It will soon be 50 years since the publication of Dr. David Reuben’s Everything You Always Wanted to Know about Sex: But Were Afraid to Ask had its profoundly liberalizing effect on our attitudes toward sex. The best seller helped bring the discussion on sexual behavior out of the bedroom and into other, more public forums. Its timing was opportune. In 1969, when it made its first appearance, America was already in the throes of a ‘sexual revolution’.
Reuben’s opus aligned with the emerging anti-Puritanical thinking that sexual desire was not something to be ashamed of. However, despite raising awareness that the desire for sexual satisfaction is acceptable, his manual was, unfortunately, silent on the pathologies that may plague sexual activity. Now it’s left to biopharmaceutical companies like Palatin Technologies, Inc. (NYSE MKT: PTN) to advance the ‘sexual revolution’.
Palatin Technologies has been doing just that for 20 years, ever since it started its biopharmaceutical operations in 1996. The company is focused on developing targeted, receptor-specific peptide therapeutics for the treatment of diseases with significant unmet medical need and commercial potential. Its lead product is Bremelanotide, which it is developing for the treatment of female sexual dysfunction (FSD). Bremelanotide is currently undergoing phase III clinical trials for a type of FSD known as hypoactive sexual desire disorder (HSDD) in pre-menopausal women. The essential feature of female HSDD is a deficiency or absence of sexual fantasies and desire for sexual activity resulting in marked distress and/or interpersonal difficulty.
The prevalence of HSDD is extensive. A publication in Sexual Medicine Reviews (http://nnw.fm/d3QB2) states that ‘HSDD is present in 8.9% of women ages 18 to 44, 12.3% ages 45 to 64, and 7.4% over 65.’ Other estimates (http://nnw.fm/FcE8i) put its occurrence at up to ‘one-third of adult women in the U.S.’ And a groundbreaking paper of 2011 on female HSDD (http://nnw.fm/bc2JB) claimed ‘lack of sexual desire or interest in sexual activity affects up to 43% of the adult American female population’ going on to say that ‘hypoactive sexual desire disorder (HSDD) is considered the most prevalent sexual disorder in women, and one of the most challenging to overcome.’
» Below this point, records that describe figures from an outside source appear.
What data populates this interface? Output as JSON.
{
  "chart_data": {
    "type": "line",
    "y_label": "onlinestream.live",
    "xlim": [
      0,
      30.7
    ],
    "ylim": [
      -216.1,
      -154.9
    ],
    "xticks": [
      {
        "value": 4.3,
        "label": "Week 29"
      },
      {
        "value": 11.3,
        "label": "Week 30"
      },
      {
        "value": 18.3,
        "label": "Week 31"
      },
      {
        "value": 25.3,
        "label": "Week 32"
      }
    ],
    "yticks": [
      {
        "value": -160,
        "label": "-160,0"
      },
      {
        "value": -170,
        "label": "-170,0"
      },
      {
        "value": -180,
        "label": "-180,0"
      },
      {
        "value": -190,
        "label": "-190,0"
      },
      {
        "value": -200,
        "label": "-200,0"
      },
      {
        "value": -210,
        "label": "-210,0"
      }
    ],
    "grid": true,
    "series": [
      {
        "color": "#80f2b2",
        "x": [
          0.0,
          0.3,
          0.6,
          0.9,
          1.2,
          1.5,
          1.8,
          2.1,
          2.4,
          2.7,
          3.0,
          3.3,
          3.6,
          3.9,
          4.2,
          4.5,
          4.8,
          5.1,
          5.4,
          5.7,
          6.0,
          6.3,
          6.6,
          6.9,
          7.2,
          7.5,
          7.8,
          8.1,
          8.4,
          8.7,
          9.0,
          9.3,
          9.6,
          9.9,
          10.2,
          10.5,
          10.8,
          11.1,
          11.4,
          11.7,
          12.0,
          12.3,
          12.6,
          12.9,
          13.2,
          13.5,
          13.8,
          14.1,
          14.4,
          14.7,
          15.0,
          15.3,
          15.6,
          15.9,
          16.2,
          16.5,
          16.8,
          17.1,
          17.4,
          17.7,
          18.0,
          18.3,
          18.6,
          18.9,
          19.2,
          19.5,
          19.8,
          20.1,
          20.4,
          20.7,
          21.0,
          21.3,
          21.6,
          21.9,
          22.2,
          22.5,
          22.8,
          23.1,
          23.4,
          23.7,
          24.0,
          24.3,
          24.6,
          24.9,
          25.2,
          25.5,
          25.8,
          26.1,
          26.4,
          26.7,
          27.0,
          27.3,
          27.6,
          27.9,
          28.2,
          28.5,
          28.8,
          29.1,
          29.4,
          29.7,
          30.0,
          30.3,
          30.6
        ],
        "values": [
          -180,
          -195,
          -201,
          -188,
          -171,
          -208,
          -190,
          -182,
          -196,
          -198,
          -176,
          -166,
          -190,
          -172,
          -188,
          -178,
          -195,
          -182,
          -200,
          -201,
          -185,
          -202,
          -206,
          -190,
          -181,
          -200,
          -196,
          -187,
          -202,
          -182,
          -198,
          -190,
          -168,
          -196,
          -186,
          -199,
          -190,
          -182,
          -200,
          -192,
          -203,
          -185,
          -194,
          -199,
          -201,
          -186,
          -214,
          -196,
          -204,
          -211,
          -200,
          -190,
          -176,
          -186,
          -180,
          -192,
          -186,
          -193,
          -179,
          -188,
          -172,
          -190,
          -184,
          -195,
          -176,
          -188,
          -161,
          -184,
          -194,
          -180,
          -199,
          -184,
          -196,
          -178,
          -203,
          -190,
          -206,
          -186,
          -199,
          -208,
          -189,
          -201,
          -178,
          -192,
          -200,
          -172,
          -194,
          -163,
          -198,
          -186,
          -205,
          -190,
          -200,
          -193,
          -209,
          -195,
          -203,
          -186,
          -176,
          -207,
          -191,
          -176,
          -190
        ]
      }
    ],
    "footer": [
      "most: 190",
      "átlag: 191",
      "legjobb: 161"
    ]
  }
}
If even the most modest appraisals of HSDD’s extent are considered, it is apparent that the condition is an unmet medical need that presents a multi-billion dollar market opportunity. The last Census Bureau (2010) figures indicate that there are some 60 million pre-menopausal women in the U.S. Consequently, the potential market for Bremelanotide could be at least six million and may be as high as 24 million. Palatin estimates a market size of eight million with anticipated sales of $1.3 billion by 2020.
Palatin has already completed enrolling patients in two North American phase III pivotal trials for Bremelanotide. All patient visits in these phase III pivotal trials have been completed and top-line results are expected late in the third quarter of 2016. The company expects to file a New Drug Application (NDA) for Bremelanotide in the first half of 2017.
Palatin has other promising drugs in its pipeline. PL-3994 is a candidate for improving treatment outcomes in heart failure. Two phase I studies have already been completed for PL-3994 and a phase II trial is at the point of starting. For treatment of a variety of inflammatory diseases, the company is working on a melanocortin receptor-1 (MC1r) peptide drug. MC1r may have application in the treatment of inflammatory bowel disease, nephritis (inflammation of the kidneys), rheumatoid arthritis, and certain ocular and dermatologic indications. In addition, a melanocortin receptor-4 (MC4r) peptide candidate has had clinical proof-of-principle established. Proof-of-principle studies are an early stage of clinical drug development when a compound has shown potential in animal models and early safety testing.